Last year, students at the Colorado School of Mines voted to name their athletic facility “the Mine Shaft”.
Unfortunately for the overwhelming majority of students, some SJW got triggered from the name, and appealed to have the name removed.
The student wrote an email to administrators claiming the name “supports rape culture”.
Administrators were quick to appease the student.
From HeatStreet:
“The idea behind the name, at least from the students perspective, was that the students could tell the opposing team they had been ‘shafted,’” the student wrote. In making her complaint, the student used another racially loaded term (and some misspellings) in an email to administrators: “The most common definition of the word means to get jipped out of a deal, which doesn’t make since [sic] for us to be telling another team. But the other and most disturbing definition is to be raped. Bottom line, I think the name supports rape culture. If Mines is truly trying to diversify the campus maybe they should not have the student section have such aphalic [sic] name.”

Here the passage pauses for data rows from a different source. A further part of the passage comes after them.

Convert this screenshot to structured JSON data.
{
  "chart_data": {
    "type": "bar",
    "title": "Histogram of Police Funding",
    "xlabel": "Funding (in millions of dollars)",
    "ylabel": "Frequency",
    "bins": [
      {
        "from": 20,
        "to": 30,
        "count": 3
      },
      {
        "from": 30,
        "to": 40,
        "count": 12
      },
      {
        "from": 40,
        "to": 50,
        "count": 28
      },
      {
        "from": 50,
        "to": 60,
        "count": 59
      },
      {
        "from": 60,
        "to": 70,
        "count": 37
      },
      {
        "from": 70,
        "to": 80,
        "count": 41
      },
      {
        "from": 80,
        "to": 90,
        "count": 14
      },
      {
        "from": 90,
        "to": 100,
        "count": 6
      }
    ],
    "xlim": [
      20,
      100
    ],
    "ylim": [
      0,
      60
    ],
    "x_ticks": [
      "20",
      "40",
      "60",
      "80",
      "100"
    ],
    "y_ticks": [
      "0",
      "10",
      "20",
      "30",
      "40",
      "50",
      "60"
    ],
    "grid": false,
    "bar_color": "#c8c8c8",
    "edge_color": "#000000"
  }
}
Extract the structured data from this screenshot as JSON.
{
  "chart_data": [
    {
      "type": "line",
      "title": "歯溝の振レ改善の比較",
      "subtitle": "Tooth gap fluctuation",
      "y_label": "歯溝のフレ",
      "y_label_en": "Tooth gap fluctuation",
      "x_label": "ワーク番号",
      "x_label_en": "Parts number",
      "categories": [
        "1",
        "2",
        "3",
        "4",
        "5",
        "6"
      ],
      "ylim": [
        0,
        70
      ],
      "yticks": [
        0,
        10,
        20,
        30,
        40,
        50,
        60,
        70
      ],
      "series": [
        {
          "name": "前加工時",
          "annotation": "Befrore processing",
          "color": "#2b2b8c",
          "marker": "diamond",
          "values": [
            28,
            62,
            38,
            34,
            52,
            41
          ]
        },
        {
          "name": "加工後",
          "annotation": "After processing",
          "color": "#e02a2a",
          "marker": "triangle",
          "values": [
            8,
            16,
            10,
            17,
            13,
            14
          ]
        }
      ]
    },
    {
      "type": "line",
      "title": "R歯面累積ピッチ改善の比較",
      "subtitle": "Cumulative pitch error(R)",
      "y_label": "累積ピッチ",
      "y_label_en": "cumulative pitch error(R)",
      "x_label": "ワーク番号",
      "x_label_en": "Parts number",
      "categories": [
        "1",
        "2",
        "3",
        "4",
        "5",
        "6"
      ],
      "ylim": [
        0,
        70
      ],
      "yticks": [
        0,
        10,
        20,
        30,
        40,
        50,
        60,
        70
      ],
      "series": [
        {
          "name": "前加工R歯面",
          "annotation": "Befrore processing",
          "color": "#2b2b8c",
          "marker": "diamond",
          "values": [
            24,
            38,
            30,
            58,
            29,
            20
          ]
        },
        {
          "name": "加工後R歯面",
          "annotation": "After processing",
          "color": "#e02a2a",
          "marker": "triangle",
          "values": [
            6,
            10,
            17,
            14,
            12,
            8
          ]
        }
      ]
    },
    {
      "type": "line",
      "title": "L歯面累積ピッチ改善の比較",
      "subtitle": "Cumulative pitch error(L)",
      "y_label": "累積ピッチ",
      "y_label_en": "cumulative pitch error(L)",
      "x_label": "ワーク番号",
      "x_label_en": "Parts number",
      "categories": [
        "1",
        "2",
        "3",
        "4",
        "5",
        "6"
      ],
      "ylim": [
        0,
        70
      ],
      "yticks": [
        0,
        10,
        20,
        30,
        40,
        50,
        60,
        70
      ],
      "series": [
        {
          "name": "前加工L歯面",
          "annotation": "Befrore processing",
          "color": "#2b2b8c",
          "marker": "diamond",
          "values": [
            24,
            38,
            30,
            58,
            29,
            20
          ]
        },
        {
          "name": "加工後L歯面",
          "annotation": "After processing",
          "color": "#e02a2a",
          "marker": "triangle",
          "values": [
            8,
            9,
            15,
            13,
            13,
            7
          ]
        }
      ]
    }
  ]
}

Administrators sprung into action after receiving the student’s complaint.
Katie Schmalzel, assistant director of housing operations, took the complaint so seriously that she forwarded it to the university’s Title IX coordinator. “I agree with [pronoun redacted] about the name being inappropriate, and goes against everything our work stands for,” she wrote.
Debra Lasich, the associate vice president for diversity and inclusion, linked to an urban dictionary page for “shafted,” adding, “most of the urban definitions don’t support their rationale.”
Nonetheless, Lasich wrote to the Title IX coordinator, “I agree with you that this needs to be addressed, and I’m concerned that that [sic] student life and the athletic department didn’t put parameters around naming the student section.”
Eventually, the Title IX coordinator lined up a meeting with the vice president of student life, who agreed to nix the name altogether to avoid giving offense.